A critical aspect of the program will be patient outreach, making sure the team creates a limb that patients will accept and use. Ross E. Andersen, an associate professor of medicine at the School of Medicine and co-investigator on the project, will coordinate this effort.

"We will be working with the patient care community, including the amputee program at the U.S. Army Walter Reed Medical Center and with investigators at the [Johns Hopkins] School of Public Health and the National Rehabilitation Hospital to determine patient needs and develop measures of effectiveness in terms of cognitive loading during prosthetic use, functional performance and patient acceptance at each step as we move forward," Andersen said. "This is a critical aspect of the program and ultimately demonstrates the importance of collaboration between the medical and scientific communities."

Ultimately, the main goal of DARPA's Revolutionizing Prosthetics program is to restore to the wounded war fighter the range of choices that would have been available prior to the injury, said DARPA's Col.

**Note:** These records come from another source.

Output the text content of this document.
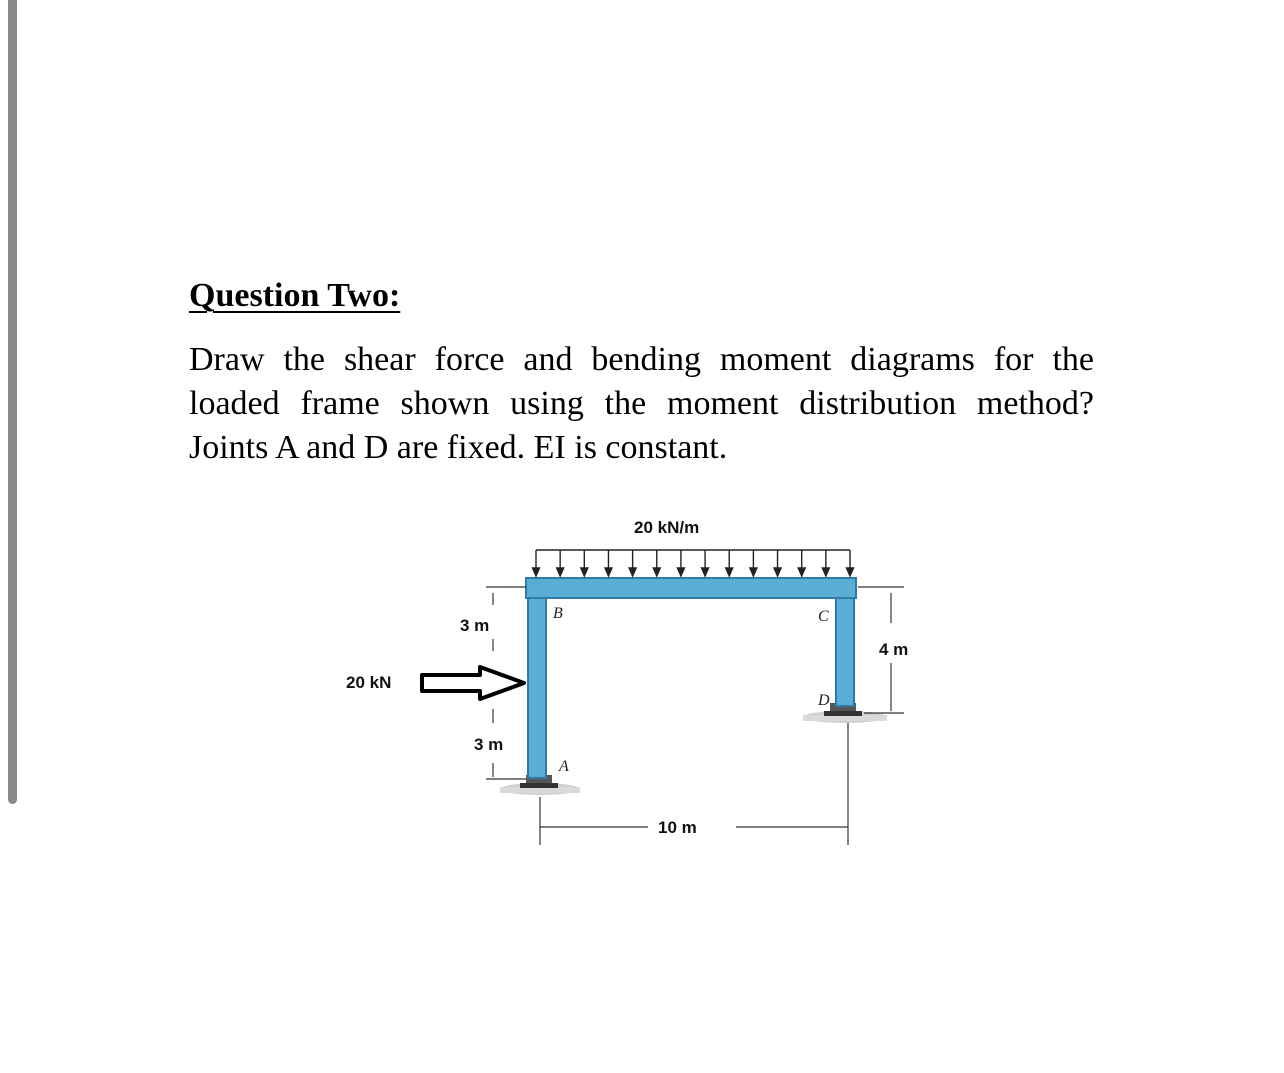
Question Two:

Draw the shear force and bending moment diagrams for the loaded frame shown using the moment distribution method? Joints A and D are fixed. EI is constant.

20 kN/m
20 kN
3 m
3 m
4 m
10 m
B	C
D
A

Geoffrey Ling, the program manager for the Revolutionizing Prosthetics programs. "Although our war fighters suffer fewer fatalities, they still endure horrible injuries, and today one of the most devastating battlefield injuries is loss of a limb," he said. "DARPA's vision is a future where a soldier who has lost an extremity in battle will regain full use of that limb. We will do whatever is necessary to restore these people who have given up so much for the idea of freedom and in service to their country."

The diverse APL team brings together some of the most respected scientific researchers in their fields and commercial leaders from the prosthetics industry, including investigators from Arizona State, Johns Hopkins, Umea (Sweden) and Vanderbilt universities; BioSTAR Group; California Institute of Technology; National Rehabilitation Hospital; New World Associates; Northwestern University and the Northwestern University Prosthetics Research Laboratory; Oak Ridge National Laboratories; Otto Bock Health Care, Austria; Rehabilitation Institute of Chicago; and the universities of Michigan, Rochester, California at Irvine, Southern California and Utah.

Second-tier subcontractors and other collaborators include Chicago P/T; the Fraunhoffer Institutes for Biomedical Technology and Reliability & Microintegration, Germany; FLEXSYS; Harvey Mudd College; Martin Bionics; Punch Communications; Ripple; Scott Sabolich Prosthetics and Research; the Scuola Superiore Sant'Anna, Italy; Sigenics of Lincolnwood; and the University of New Brunswick, Canada.

Dexter G. Smith, APL's Business Area executive for biomedicine, said, "Developing this broad consortium and providing both the technical and managerial leadership for the design and systems integration of this advanced limb is an example of what APL does best. We focus on programs where we can make critical contributions to our nation's critical challenges," he said. "I can think of no better example of a critical contribution than having a positive impact on the quality of life and future opportunities for our injured soldiers."